Die meisten Versicherer bieten Deckungssummen zwischen fünf und zwanzig Millionen EURO an und befinden sich damit im Rahmen der Vorgaben einzelner Bundesländer.

Wie bei fast allen Versicherungen ist es auch bei der Tierhalterhaftpflichtversicherung möglich, die Prämie zu senken, indem ein Selbstbetrag vereinbart wird. Zudem kann eine jährliche Zahlweise ebenfalls den Gesamtjahresbetrag senken.

Was deckt die Tierhalterhaftpflichtversicherung ab?

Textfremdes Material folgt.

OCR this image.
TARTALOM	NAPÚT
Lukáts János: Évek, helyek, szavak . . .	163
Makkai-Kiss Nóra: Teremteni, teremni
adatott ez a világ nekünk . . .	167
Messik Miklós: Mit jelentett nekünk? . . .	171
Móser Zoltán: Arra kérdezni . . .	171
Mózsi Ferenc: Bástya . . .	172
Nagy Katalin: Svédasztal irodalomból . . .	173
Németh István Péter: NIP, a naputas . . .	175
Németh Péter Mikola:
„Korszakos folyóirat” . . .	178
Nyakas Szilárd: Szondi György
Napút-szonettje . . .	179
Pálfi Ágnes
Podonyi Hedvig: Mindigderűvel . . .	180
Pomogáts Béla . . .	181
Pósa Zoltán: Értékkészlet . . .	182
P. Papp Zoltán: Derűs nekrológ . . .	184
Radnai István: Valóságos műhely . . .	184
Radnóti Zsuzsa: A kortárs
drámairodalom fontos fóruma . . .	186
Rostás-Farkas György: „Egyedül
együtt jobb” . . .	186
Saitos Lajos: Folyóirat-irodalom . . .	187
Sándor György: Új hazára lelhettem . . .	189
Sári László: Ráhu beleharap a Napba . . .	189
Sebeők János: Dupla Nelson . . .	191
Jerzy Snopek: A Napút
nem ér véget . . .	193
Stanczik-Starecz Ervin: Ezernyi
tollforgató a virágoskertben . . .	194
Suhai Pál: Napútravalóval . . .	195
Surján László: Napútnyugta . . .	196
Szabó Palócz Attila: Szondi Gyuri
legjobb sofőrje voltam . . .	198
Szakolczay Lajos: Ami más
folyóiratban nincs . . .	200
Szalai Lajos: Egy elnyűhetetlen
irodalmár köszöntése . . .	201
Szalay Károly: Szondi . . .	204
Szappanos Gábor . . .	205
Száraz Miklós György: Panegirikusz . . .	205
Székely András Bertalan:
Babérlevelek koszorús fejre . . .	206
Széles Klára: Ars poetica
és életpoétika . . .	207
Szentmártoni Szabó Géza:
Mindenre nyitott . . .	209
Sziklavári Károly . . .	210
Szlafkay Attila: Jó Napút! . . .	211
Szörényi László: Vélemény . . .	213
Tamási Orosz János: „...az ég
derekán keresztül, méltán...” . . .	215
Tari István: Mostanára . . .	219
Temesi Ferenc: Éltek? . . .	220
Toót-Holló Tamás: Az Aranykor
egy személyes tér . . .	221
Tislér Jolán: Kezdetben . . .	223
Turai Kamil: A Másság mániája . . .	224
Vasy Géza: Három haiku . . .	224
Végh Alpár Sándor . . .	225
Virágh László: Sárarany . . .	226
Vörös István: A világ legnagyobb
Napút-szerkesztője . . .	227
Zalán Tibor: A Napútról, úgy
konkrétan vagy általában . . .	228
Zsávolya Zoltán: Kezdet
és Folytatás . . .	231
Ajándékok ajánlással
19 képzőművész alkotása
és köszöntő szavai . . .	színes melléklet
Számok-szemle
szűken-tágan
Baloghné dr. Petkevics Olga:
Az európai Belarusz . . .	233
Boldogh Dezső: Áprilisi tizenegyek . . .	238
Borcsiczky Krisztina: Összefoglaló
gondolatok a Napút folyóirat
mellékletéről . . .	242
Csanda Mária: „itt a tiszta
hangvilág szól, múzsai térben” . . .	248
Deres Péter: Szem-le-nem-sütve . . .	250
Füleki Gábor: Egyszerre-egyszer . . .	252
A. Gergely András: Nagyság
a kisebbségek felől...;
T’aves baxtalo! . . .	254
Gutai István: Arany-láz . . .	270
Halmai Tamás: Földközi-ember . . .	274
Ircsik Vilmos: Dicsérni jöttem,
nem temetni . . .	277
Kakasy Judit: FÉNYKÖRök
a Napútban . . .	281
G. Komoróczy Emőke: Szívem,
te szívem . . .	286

Folgende Leistungen werden durch diese Versicherung abgedeckt:

  • Personenschäden
  • Vermögensschäden
  • Sachschäden

Dies ist nun sehr allgemein formuliert. Grundsätzlich sollten folgende Fragen ebenfalls geklärt sein:

  • Kein Leinenzwang: In vielen Regionen besteht Leinenzwang. Sollten die Halter / Hundeführer den Hund dennoch freilaufen lassen und es wird dadurch ein Schaden verursacht, wird die Versicherung mit Hilfe dieser Zusatzvereinbarung dennoch einspringen.
  • Mietsachschäden: Zerkratzt der Hund die Zimmertür oder beknabbert die Leisten, wird die Versicherung tätig.
  • Forderungsausfallversicherung: Ist der Schaden durch einen fremden Hund bei persönlichem Eigentum entstanden, dieser aber nicht versichert, wird die Versicherung für den Schaden dennoch einspringen.
  • Fremdhüter: Wird der Hund regelmäßig von einer fremden Person betreut, wird die Versicherung auch dann greifen, wenn der Schaden in seiner Obhut durch den Hund entstanden sind.
  • Deckschaden: Gerade auf dem Hundeplatz oder der Hundelaufwiese kann es immer wieder einmal zu einem ungewollten Deckakt kommen. Die daraus entstehenden Kosten wie Tierarztuntersuchungen, Abbruch der Trächtigkeit oder ähnlichem werden von der Versicherung getragen.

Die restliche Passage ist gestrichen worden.